Un’evoluzione che sembra tracciare un disegno preciso: Twitter ha aperto
la rete a chiunque avesse 140 caratteri da comunicare, Blogger a chi
volesse avere una presenza sul web più strutturata. Adesso Medium – il
cui nome sembra indicativo – si pone a metà tra i due modelli, fondendo
sistema editoriale e social network. Presentando funzioni, come il
commento dei singoli paragrafi e l’indicazione del tempo necessario per
la lettura, di cui non dispongono nemmeno le più avanzate piattaforme
di blog. Una forma di comunicazione che Williams ha contribuito a
lanciare qualcuno ritiene che lo stesso termine blog sia stato reso
popolare proprio da lui – ma che ai suoi occhi adesso sembrano segnare
il passo. «I blog spesso creano una cultura superficiale», dice il Ceo
sempre a Wired. «Parte della ragione per cui molti blog di tecnologia
sono di cattiva qualità è che le persone che ne scrivono i contenuti
non capiscono davvero la materia di cui si occupano.

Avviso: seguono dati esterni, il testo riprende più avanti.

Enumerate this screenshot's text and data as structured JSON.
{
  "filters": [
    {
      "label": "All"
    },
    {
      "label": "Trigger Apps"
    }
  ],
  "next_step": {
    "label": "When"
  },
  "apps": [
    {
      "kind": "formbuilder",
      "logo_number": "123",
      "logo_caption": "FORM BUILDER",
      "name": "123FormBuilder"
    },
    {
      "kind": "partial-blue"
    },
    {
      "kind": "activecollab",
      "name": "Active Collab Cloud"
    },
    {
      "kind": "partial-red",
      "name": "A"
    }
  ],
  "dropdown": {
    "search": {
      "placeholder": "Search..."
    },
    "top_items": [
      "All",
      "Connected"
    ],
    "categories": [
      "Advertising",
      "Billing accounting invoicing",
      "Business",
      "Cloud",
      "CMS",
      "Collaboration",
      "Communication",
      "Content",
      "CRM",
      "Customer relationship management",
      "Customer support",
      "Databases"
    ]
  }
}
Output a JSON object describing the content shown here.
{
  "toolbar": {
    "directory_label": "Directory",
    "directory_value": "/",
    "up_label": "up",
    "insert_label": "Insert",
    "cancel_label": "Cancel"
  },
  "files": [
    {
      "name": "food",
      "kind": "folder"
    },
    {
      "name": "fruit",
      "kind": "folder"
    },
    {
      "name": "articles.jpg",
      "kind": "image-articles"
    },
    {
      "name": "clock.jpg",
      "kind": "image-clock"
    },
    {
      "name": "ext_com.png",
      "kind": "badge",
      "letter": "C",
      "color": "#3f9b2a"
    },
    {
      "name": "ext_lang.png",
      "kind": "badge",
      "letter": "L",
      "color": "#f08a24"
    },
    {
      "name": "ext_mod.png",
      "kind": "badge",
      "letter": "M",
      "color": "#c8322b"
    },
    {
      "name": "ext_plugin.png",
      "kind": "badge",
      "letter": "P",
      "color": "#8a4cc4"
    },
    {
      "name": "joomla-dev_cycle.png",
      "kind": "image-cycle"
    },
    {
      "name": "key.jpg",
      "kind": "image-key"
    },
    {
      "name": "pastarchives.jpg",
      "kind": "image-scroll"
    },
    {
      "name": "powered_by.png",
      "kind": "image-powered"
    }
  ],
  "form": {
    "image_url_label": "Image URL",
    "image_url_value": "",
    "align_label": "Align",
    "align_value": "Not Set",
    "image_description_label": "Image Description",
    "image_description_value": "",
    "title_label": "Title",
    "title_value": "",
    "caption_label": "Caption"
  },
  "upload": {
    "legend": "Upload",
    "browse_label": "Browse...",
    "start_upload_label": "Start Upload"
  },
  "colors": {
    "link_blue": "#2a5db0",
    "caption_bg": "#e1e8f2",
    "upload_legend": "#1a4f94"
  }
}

Le notizie, la
maggior parte delle volte, sono irrilevanti. E le persone preferirebbero
spendere il loro tempo consumando meno notizie e più idee». Tutto il
web, nella visione di Williams, è infestato di contenuti di bassa
qualità. Ce ne sono sui blog, ce ne sono su tutta la rete. E ce ne sono,
a volte, anche su Medium: il servizio, quest’estate, è stato
criticato per aver dato spazio a post offensivi, contrariamente
all’obiettivo dichiarato. «Anche su Medium abbiamo contenuti di scarsa
qualità», ammette Williams. «Ma stiamo lavorando per filtrarli e
lasciare spazio a quei grandi contenuti che sono presenti sulla
piattaforma e che senza Medium non vedrebbero la luce del sole». Alcune
cifre sui due maggiori social network, Facebook e Twitter. Ora si
aggiunge Medium per contenuti di qualità.